<rdar://problem/39734040>

Created attachment 339328 [details] Patch

Comment on attachment 339328 [details] Patch View in context: https://bugs.webkit.org/attachment.cgi?id=339328&action=review > Source/WebCore/html/HTMLInputElement.cpp:130 > - , m_inputType(createdByParser ? nullptr : InputType::createText(*this)) > + , m_inputType(createdByParser ? RefPtr<InputType>() : InputType::createText(*this)) We can't use nullptr here!? Alternatively, you can just assign in the constructor body instead.

(In reply to Ryosuke Niwa from comment #3) > Comment on attachment 339328 [details] > Patch > > View in context: > https://bugs.webkit.org/attachment.cgi?id=339328&action=review > > > Source/WebCore/html/HTMLInputElement.cpp:130 > > - , m_inputType(createdByParser ? nullptr : InputType::createText(*this)) > > + , m_inputType(createdByParser ? RefPtr<InputType>() : InputType::createText(*this)) > > We can't use nullptr here!? > Alternatively, you can just assign in the constructor body instead. Yeah -- the type difference between nullptr_t and RefPtr<InputType> makes the compiler angry. I'll do the assignment in the constructor body as you suggest.

Committed r231291: <https://trac.webkit.org/changeset/231291>

I’m really concerned about the safety of this change. While it makes it safer to access an InputType by extending the lifetime of the InputType itself as needed when someone uses a RefPtr for the InputType object, in those same cases, the reference back from the InputType to the HTMLInputElement is no longer safe. That reference can now point to a deallocated HTMLInputElement, and will in the very same cases that where the InputType object would have been deallocated before. Specifically this comment is now false: // Raw pointer because the HTMLInputElement object owns this InputType object. HTMLInputElement& m_element; HTMLInputElement is no longer the sole owner of the InputType object. Anywhere we hold a "temporary reference" to an InputType is still unsafe if that InputType makes any use of m_element, unless the code also holds a "temporary reference" to the input element as well.

(In reply to Darin Adler from comment #6) > I’m really concerned about the safety of this change. While it makes it > safer to access an InputType by extending the lifetime of the InputType > itself as needed when someone uses a RefPtr for the InputType object, in > those same cases, the reference back from the InputType to the > HTMLInputElement is no longer safe. That reference can now point to a > deallocated HTMLInputElement, and will in the very same cases that where the > InputType object would have been deallocated before. > > Specifically this comment is now false: > > // Raw pointer because the HTMLInputElement object owns this InputType > object. > HTMLInputElement& m_element; > > HTMLInputElement is no longer the sole owner of the InputType object. > > Anywhere we hold a "temporary reference" to an InputType is still unsafe if > that InputType makes any use of m_element, unless the code also holds a > "temporary reference" to the input element as well. That's a good point. This should probably be a WeakPtr to avoid the situation you describe. Could you file a Bugzilla to do that?
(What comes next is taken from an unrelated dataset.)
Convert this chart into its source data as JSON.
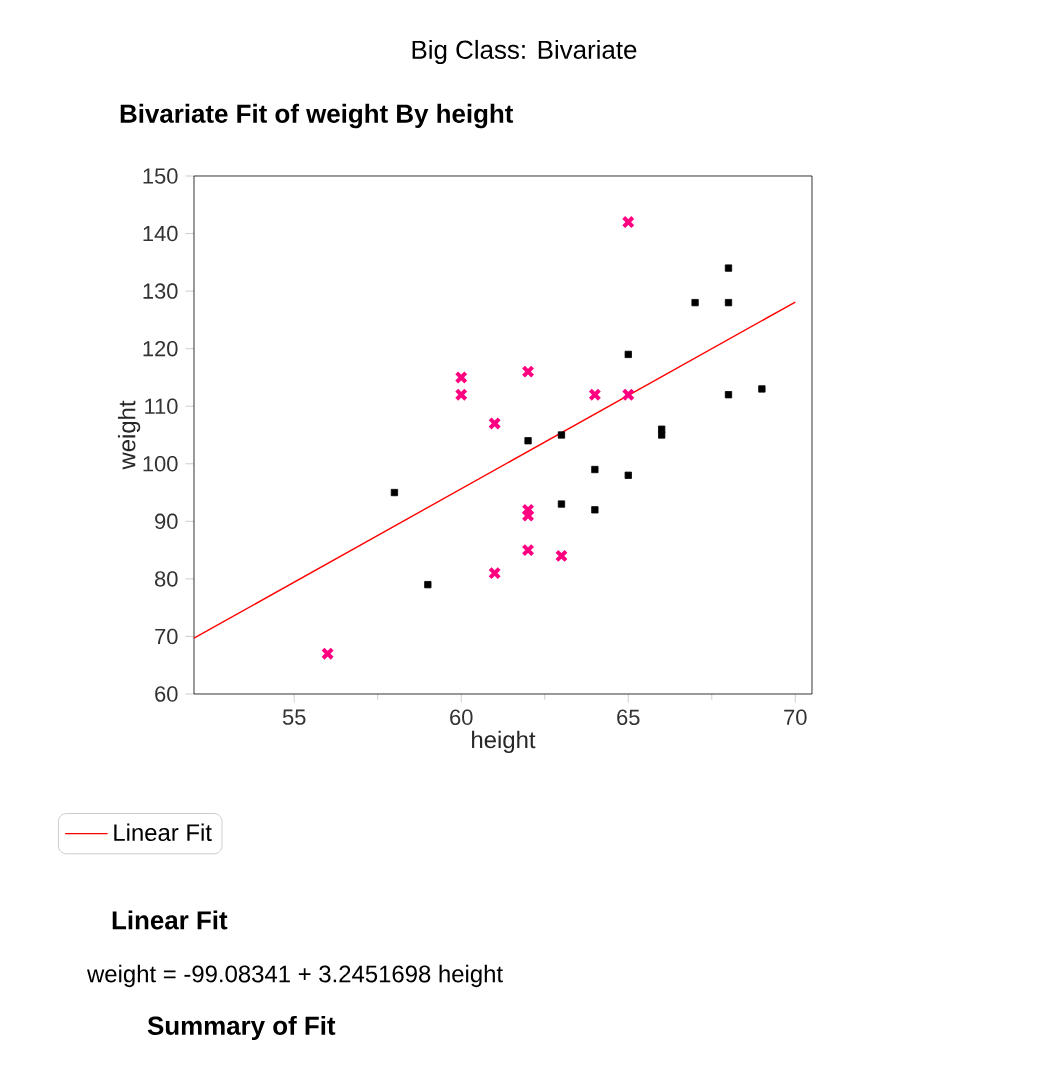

(In reply to Brent Fulgham from comment #7) > (In reply to Darin Adler from comment #6) > > I’m really concerned about the safety of this change. While it makes it > > safer to access an InputType by extending the lifetime of the InputType > > itself as needed when someone uses a RefPtr for the InputType object, in > > those same cases, the reference back from the InputType to the > > HTMLInputElement is no longer safe. That reference can now point to a > > deallocated HTMLInputElement, and will in the very same cases that where the > > InputType object would have been deallocated before. > > > > Specifically this comment is now false: > > > > // Raw pointer because the HTMLInputElement object owns this InputType > > object. > > HTMLInputElement& m_element; > > > > HTMLInputElement is no longer the sole owner of the InputType object. > > > > Anywhere we hold a "temporary reference" to an InputType is still unsafe if > > that InputType makes any use of m_element, unless the code also holds a > > "temporary reference" to the input element as well. > > That's a good point. This should probably be a WeakPtr to avoid the > situation you describe. Could you file a Bugzilla to do that? If you're going to change that to use WeakPtr. Please be sure to perf-test it prior to landing. I'd expect it to be a Speedometer regression.

(In reply to Brent Fulgham from comment #7) > Could you file a Bugzilla to do that? I’m not sure why you’re asking me to file the bug.

(In reply to Darin Adler from comment #9) > (In reply to Brent Fulgham from comment #7) > > Could you file a Bugzilla to do that? > > I’m not sure why you’re asking me to file the bug. I filed it (Bug 186096). Maybe you can take a look when you get a chance. I'm still validating to see if I broke anything with that change, and I'll need to run perf tests before completing the work, but I'd appreciate your input on the direction of the change.